On Friday afternoons in the summer, the road “is nothing but cars (and) most of them are not Maryland vehicles,” Miller said.
“Whatever you can do to help … I think you’re gonna save some people’s lives,” he told the commissioners.
Judy Hodel said she’s lived in Oldtown since 1988 and driven Route 51 daily.
“There have been and continues to be serious accidents and deaths resulting from reckless and careless driving,” she said. “The road is narrow with steep ditches on both sides, numerous blind entrances and driveways.”
The road is breaking apart and its shoulders are caving, Hodel said.
“There’s not going to be one perfect solution to make Route 51 safer,” she said, adding that possible solutions include flashing lights, brighter road lines and speed cameras.
County officials, the sheriff’s office and Fraternal Order of Police during the past year have discussed problems on the highway, County Administrator Jason Bennett said.
“It’s a difficult place to police,” he said. “It’s a dangerous place to police.”
The sheriff and commissioners at an upcoming work session plan to address the issue and consider remedies, including speed cameras, Bennett said.

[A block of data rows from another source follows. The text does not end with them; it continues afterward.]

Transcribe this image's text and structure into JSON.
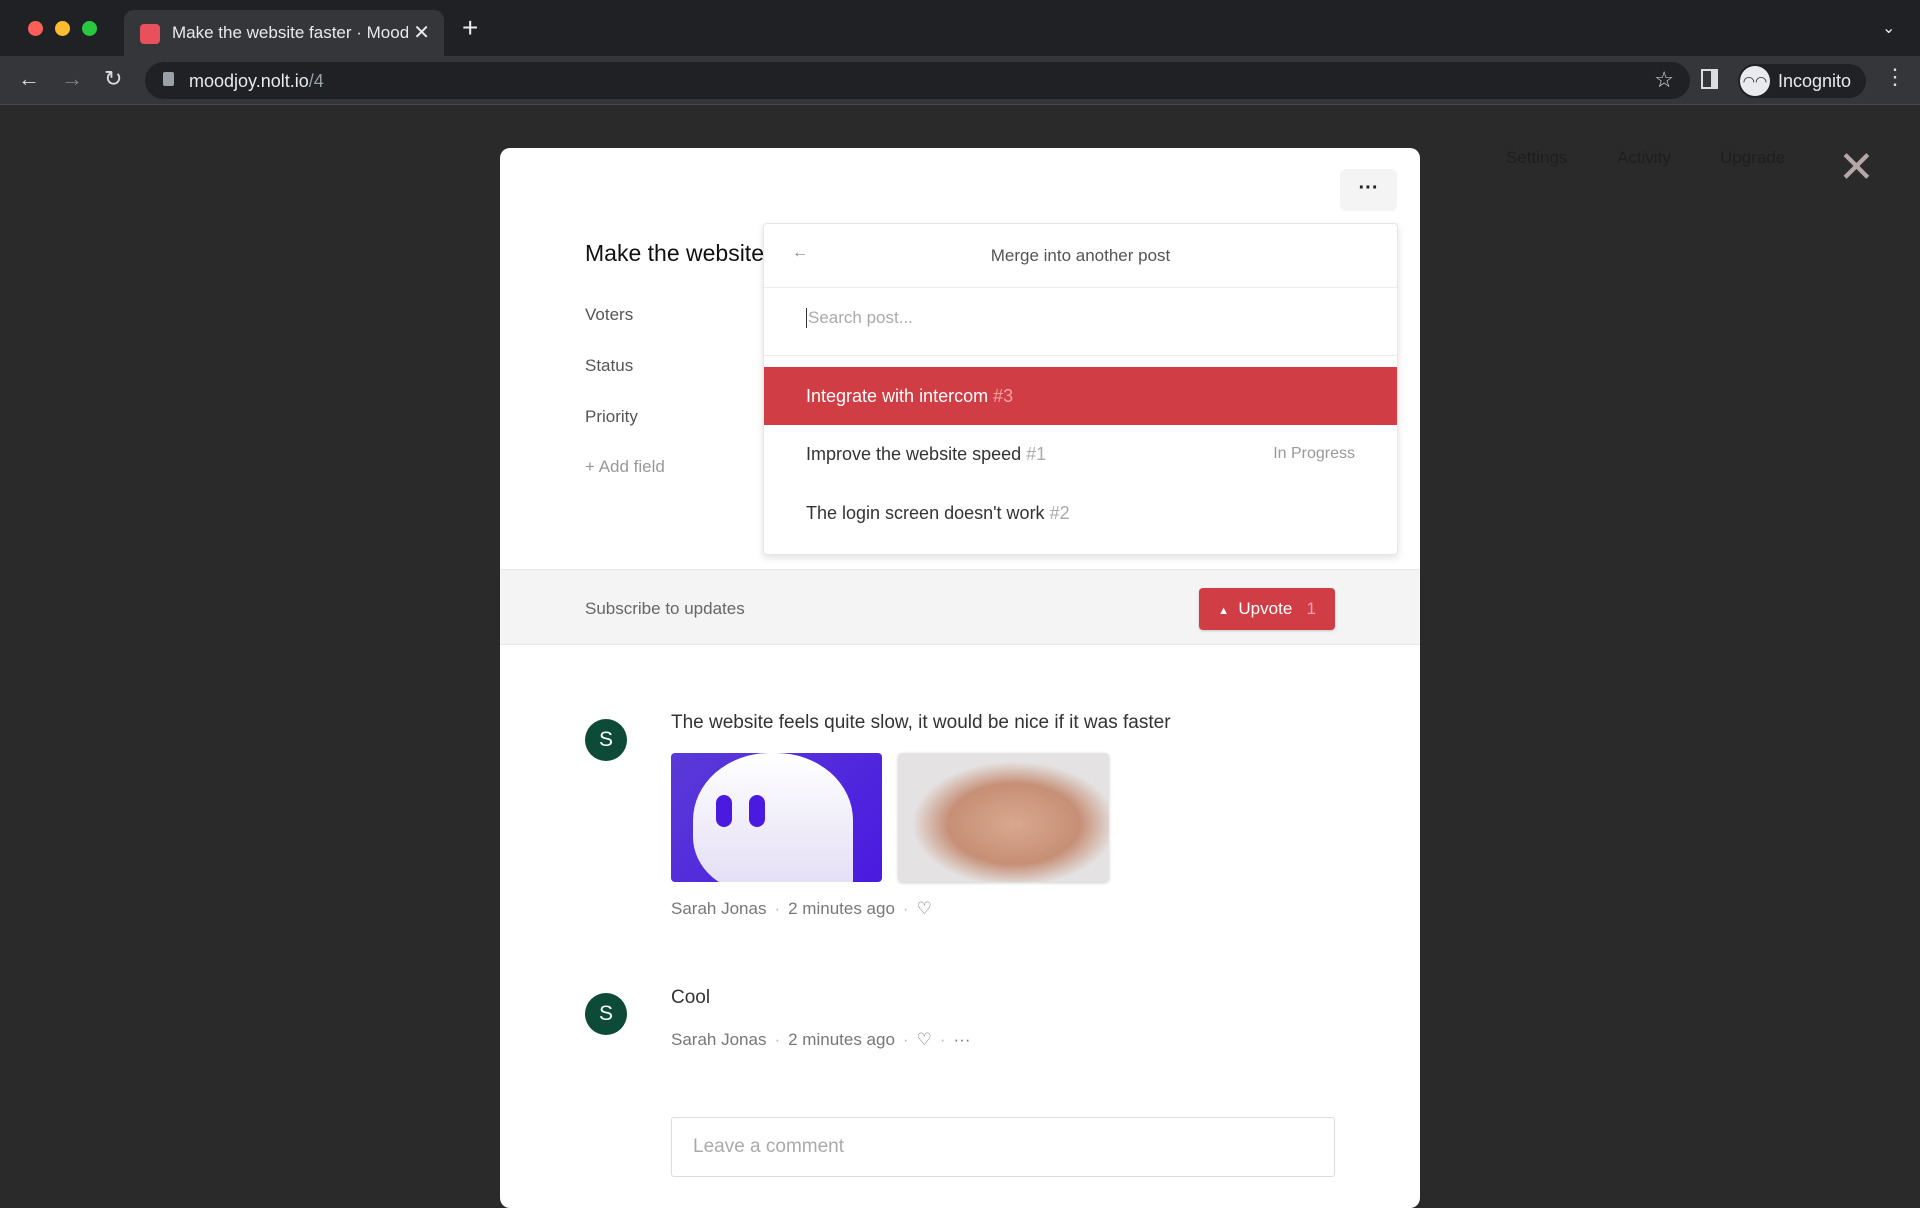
{
  "browser": {
    "tab_title": "Make the website faster · Moodjoy",
    "url_host": "moodjoy.nolt.io",
    "url_path": "/4",
    "profile": "Incognito",
    "icons": [
      "back-icon",
      "forward-icon",
      "reload-icon",
      "lock-icon",
      "star-icon",
      "sidepanel-icon",
      "incognito-icon",
      "menu-icon"
    ]
  },
  "background_nav": {
    "items": [
      "Settings",
      "Activity",
      "Upgrade"
    ]
  },
  "post": {
    "title": "Make the website faster",
    "fields": [
      "Voters",
      "Status",
      "Priority"
    ],
    "add_field": "+ Add field"
  },
  "merge": {
    "title": "Merge into another post",
    "search_placeholder": "Search post...",
    "results": [
      {
        "name": "Integrate with intercom",
        "num": "#3",
        "status": "",
        "selected": true
      },
      {
        "name": "Improve the website speed",
        "num": "#1",
        "status": "In Progress"
      },
      {
        "name": "The login screen doesn't work",
        "num": "#2",
        "status": ""
      }
    ]
  },
  "actions": {
    "subscribe": "Subscribe to updates",
    "upvote_label": "Upvote",
    "upvote_count": "1"
  },
  "comments": [
    {
      "avatar": "S",
      "text": "The website feels quite slow, it would be nice if it was faster",
      "author": "Sarah Jonas",
      "time": "2 minutes ago"
    },
    {
      "avatar": "S",
      "text": "Cool",
      "author": "Sarah Jonas",
      "time": "2 minutes ago"
    }
  ],
  "comment_input": {
    "placeholder": "Leave a comment"
  },
  "colors": {
    "accent": "#d13d45",
    "avatar": "#0d4a38"
  }
}
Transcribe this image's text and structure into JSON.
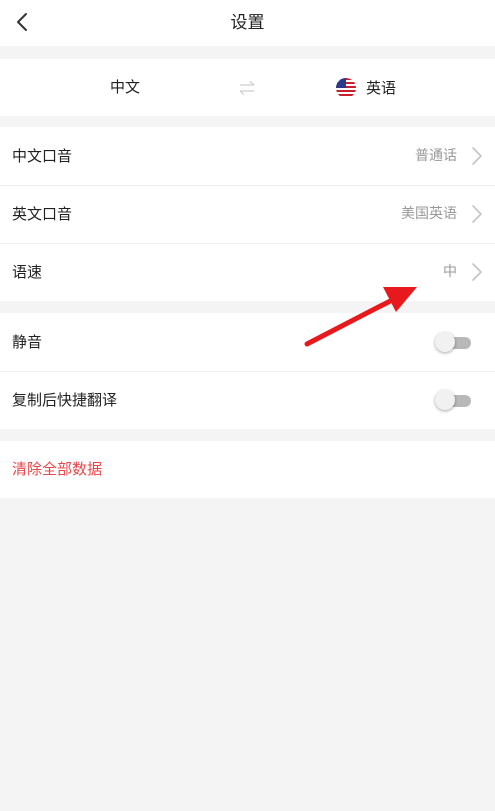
{
  "header": {
    "title": "设置",
    "back_icon": "chevron-left-icon"
  },
  "language_bar": {
    "source": "中文",
    "swap_icon": "swap-arrows-icon",
    "target": "英语",
    "target_flag_icon": "us-flag-icon"
  },
  "voice_settings": [
    {
      "label": "中文口音",
      "value": "普通话"
    },
    {
      "label": "英文口音",
      "value": "美国英语"
    },
    {
      "label": "语速",
      "value": "中"
    }
  ],
  "toggles": [
    {
      "label": "静音",
      "state": "off"
    },
    {
      "label": "复制后快捷翻译",
      "state": "off"
    }
  ],
  "danger": {
    "clear_label": "清除全部数据"
  },
  "colors": {
    "background": "#f4f4f4",
    "accent_red": "#e8474a",
    "muted_text": "#999999",
    "annotation_arrow": "#e8191c"
  }
}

Additionally, county officials will soon meet with representatives from the Maryland Department of Transportation and discuss the problems on the state highway, he said.
County attorney T. Lee. Beeman said the county in 2019 enacted legislation that prohibits speed cameras on county roads.
If the commissioners decide they want speed cameras, they’ll have to repeal the law, he said.
County Commissioner Bill Atkinson said he recently traveled Route 51 on a trip home from Florida.
“I saw it firsthand,” he said of vehicles passing “three or four cars at one time.”
Drivers know there’s no law enforcement on the road, he said.
“We will definitely be taking a closer look at this,” Atkinson said.